The scene in San Jose in 2020 happened live. In color. Not on a television screen. Was teargassed while trying to walk down the middle between protestors and police. I reported on my YouTube platform what getting teargassed felt like, despite having no hair and make up person to make me look like a tv reporter.
Wondered what my great-great grandmother would have thought of my recording the police down the block from where she had lived 70 years earlier. Wondered what photos my great-great grandchildren would see and what they might be told about my work three generations from now.

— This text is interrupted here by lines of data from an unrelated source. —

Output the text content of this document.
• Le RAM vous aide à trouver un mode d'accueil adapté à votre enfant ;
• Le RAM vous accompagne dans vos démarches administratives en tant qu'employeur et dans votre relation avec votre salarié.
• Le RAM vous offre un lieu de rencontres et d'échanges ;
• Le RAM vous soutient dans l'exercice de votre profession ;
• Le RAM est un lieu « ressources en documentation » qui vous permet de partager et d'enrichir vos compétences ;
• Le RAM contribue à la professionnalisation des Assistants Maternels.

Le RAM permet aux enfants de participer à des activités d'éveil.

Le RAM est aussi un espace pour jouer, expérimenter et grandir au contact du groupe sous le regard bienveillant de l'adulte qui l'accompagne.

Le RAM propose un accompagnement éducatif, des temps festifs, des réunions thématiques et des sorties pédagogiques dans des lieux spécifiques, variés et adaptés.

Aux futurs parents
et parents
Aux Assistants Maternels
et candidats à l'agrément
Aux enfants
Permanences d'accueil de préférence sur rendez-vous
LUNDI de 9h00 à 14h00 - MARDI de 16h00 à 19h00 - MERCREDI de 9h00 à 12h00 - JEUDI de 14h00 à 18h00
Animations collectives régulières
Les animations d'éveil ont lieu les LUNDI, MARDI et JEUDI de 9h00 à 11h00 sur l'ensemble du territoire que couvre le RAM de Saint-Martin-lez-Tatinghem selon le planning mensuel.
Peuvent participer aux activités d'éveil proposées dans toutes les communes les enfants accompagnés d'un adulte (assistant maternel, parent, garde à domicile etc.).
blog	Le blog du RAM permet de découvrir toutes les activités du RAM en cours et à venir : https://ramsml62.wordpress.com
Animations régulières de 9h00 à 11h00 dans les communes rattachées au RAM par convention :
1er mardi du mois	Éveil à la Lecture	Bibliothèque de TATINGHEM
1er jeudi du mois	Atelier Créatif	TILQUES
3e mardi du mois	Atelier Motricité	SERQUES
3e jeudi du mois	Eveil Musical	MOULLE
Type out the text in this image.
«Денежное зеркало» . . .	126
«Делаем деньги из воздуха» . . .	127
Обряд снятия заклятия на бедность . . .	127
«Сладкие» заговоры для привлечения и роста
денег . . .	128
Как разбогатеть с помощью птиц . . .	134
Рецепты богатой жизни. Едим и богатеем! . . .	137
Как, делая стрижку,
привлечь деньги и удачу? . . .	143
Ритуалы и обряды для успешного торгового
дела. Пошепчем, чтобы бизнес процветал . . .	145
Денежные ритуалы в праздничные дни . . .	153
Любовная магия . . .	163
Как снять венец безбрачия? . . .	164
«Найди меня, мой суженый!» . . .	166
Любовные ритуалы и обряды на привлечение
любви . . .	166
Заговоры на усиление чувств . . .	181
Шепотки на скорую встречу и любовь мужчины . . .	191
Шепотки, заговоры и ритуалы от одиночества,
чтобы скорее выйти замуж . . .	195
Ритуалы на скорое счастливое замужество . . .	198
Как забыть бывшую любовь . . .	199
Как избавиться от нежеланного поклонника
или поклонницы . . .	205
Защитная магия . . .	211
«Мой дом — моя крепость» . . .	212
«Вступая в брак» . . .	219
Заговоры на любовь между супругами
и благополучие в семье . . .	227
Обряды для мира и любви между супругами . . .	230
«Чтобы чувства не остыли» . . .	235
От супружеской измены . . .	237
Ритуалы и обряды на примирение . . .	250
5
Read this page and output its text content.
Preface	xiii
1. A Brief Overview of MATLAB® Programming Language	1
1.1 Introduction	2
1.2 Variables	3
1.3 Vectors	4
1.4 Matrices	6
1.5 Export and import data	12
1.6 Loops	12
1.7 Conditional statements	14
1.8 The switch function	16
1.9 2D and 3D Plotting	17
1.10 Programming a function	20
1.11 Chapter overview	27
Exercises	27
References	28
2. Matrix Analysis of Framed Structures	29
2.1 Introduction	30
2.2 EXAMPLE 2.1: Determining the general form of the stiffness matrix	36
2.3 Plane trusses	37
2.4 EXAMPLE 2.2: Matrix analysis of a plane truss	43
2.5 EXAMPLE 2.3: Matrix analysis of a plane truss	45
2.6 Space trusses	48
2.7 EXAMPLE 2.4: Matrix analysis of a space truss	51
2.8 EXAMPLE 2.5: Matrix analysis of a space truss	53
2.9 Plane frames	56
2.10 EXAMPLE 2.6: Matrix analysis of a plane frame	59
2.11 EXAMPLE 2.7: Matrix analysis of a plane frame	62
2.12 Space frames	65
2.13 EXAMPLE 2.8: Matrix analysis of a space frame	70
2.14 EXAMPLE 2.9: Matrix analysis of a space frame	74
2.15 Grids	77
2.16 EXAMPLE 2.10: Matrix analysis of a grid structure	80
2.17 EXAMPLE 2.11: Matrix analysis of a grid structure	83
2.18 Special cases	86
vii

Recently, are captured images at courthouses and law enforcement offices in Southern California. Most shocking were limitations on public recording in all courthouses, despite the ubiquitous presence of surveillance cameras and the federal right to record police contacted to work in those courthouses.
The Davis Vanguard inaugurated a weekly column, “Records Revealed,” aimed at illuminating the significance of public records and how to access them. Last week the column was delayed as we faced opposition to our public records request while recording in the San Bernardino District Attorney’s Office. Now we wait to see if the court will apply a well-known cop watcher rule: When you are fearful or the government begins to bully, Go Live Or Go Home!
In the evolving landscape of journalism, we’ve witnessed the decline of newspapers as well as a lack of inspiration and financial sustenance for watchdogging local government and courts. Therefore, we are reinvigorating our records column, urging readers to engage, and reviewing family court files to compete our assignments.
Our hope is to inspire a collective effort through journalism to properly provide information to the public about the courts, police, private judges court appointed minors counsel and a duly elected district attorney, such that our reporting can have meaningful impact. Especially with respect to family court, where no cameras are allowed.
Susan Bassi is a print publisher, freelance photographer, investigative journalist, embedded cop watcher, family court watcher, mother, grandmother and dedicated public records advocate. Her activism includes working to get cameras in all California’s public court proceedings and mandated reporting with respect to judges who consider private judging over public service.